No Kidney Injury Risk from High-Potency Statins
No Kidney Injury Risk from High-Potency Statins
DALLAS—A pooled analysis of two large randomized clinical trials found no increased risk of kidney injury with the use of high-potency statins compared with moderate-potency statins in patients with acute coronary syndromes (ACS). The analysis was presented by Amy A. Sarma, MD, at the American Heart Association's Scientific Sessions 2013.
Earlier this year, caution was urged in prescribing high-potency statins when examination of a large administrative database found that newly treated patients who were prescribed high-potency statins—defined as 10 mg or more of rosuvastatin, 20 mg or more of atorvastatin, or 40 mg or more of simvastatin—was associated with an increased rate of hospital admission for acute kidney injury compared with lower potency statins. The increased risk of admission occurred early, within 120 days after statin treatment and remained elevated for at least two years.
Two large double-blind trials in which patients with ACS were randomized to high- or moderate-potency statins were examined: PROVE IT-TIMI 22 and A to Z. In PROVE-IT TIMI, 4,162 patients were randomized to receive either pravastatin 40 mg/day or atorvastatin 80 mg/day. In the “Z” phase of the A to Z trial, 4,497 ACS patients were randomly assigned to simvastatin 20 mg/day or 40 mg/day for one month, followed by simvastatin 80 mg/day (intensive strategy) or placebo for four months followed by simvastatin 20 mg/day (conservative strategy). Patients with baseline serum creatinine levels of 2.0 mg/dL or higher in either trial were excluded from the pooled analysis.
Baseline characteristics were similar in the two studies, including levels of serum creatinine (1.03 mg/dL in PROVE IT-TIMI 22 vs. 1.14 mg/dL in A to Z). The mean follow-up in both trials was two years.
Kidney injury was defined by the Kidney Disease: Improving Global Outcomes (KDIGO) classification with serum creatinine as the referent. Kidney function was assessed at 1, 4, 8, and 12 months in each trial.
The odds of a 1.5-fold or greater increase and a twofold or greater increase in serum creatinine levels were not significantly different between the high-potency regimens and the moderate-potency regimens in either study, said Dr. Sarma, a resident physician in internal medicine at Brigham and Women's Hospital in Boston.
Compared with moderate-potency statins, high-potency statins were associated with a non-significant 16% increased odds of a 1.5-fold or greater increase in serum creatinine in PROVE-IT TIMI and a non-significant 9% decreased odds in A to Z. Compared with moderate-potency statins, high-potency statins were associated with a non-significant twofold or greater increase in serum creatinine in PROVE-IT TIMI and a non-significant 25% increased odds in A to Z.

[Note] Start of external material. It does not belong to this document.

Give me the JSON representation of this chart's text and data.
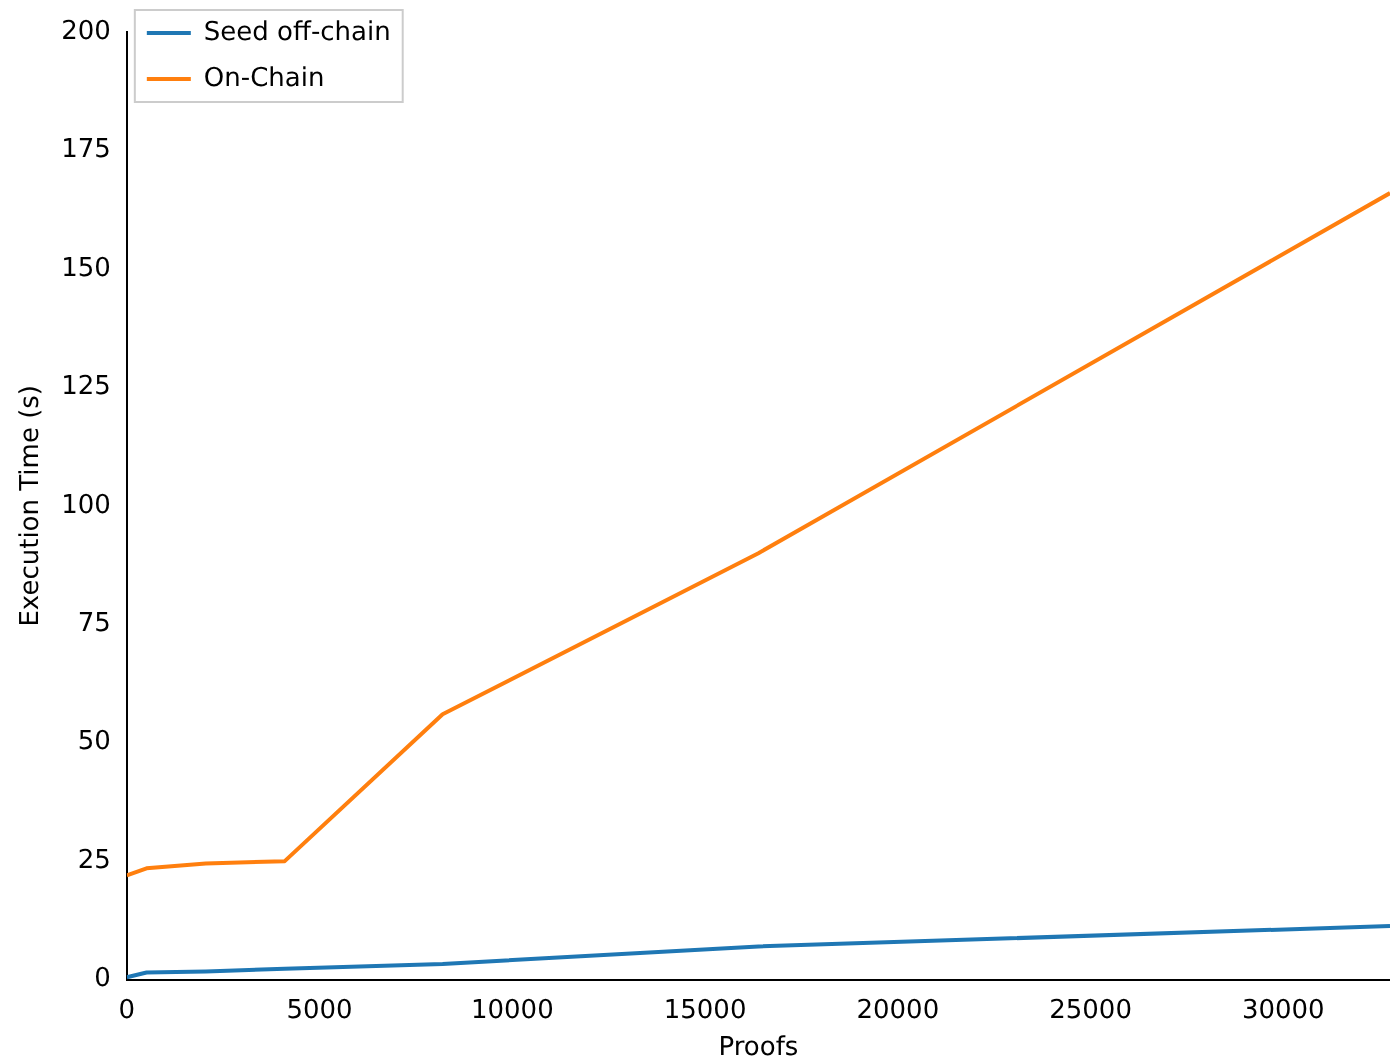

When the trials were pooled, the risk of kidney injury-related adverse events was not significantly different between the moderate- and high-potency regimens, both within the first four months and later trial periods.
During the first four months of treatment, when previous studies showed that kidney injury from statin therapy was most likely, there was no difference in the change in creatinine level between the high-potency and moderate-potency regimens. This was also the case over the long term.
The rates of kidney injury were also not significantly different between the two groups in the subgroup of patients with baseline estimated glomerular filtration rate (eGFR) below 60 mL/min/1.73m2.
Tara I. Chang, MD, MS, an instructor of medicine at Stanford University in Palo Alto, Calif., said the results of the pooled analysis may have been affected by patient demographics. Those enrolled in PROVE IT-TIMI 22 and A to Z were younger than the general population with myocardial infarction, were less often female, and fewer had diabetes. “Age, sex, and diabetes are strong risk factors for subsequent kidney injury,” she said. In addition, the percentage with an eGFR below 60 was only 14% in PROVE IT-TIM 22 and 60% in A to A.
She also questioned the ability of the pooled analysis to detect a safety signal, with only about 8,600 participants combined in the two trials, whereas recent observational studies finding a link between high-dose statins and kidney injury included more than four million. In fact, the point estimates for acute kidney injury and kidney injury over the long term in the pooled analysis were consistent with those of the observational studies, but because the pooled analysis had fewer enrollees and fewer events, the confidence intervals were wide and crossed 1.0.
Finally, the definition of “high potency” varied between studies, which could have affected outcomes, Dr. Chang said.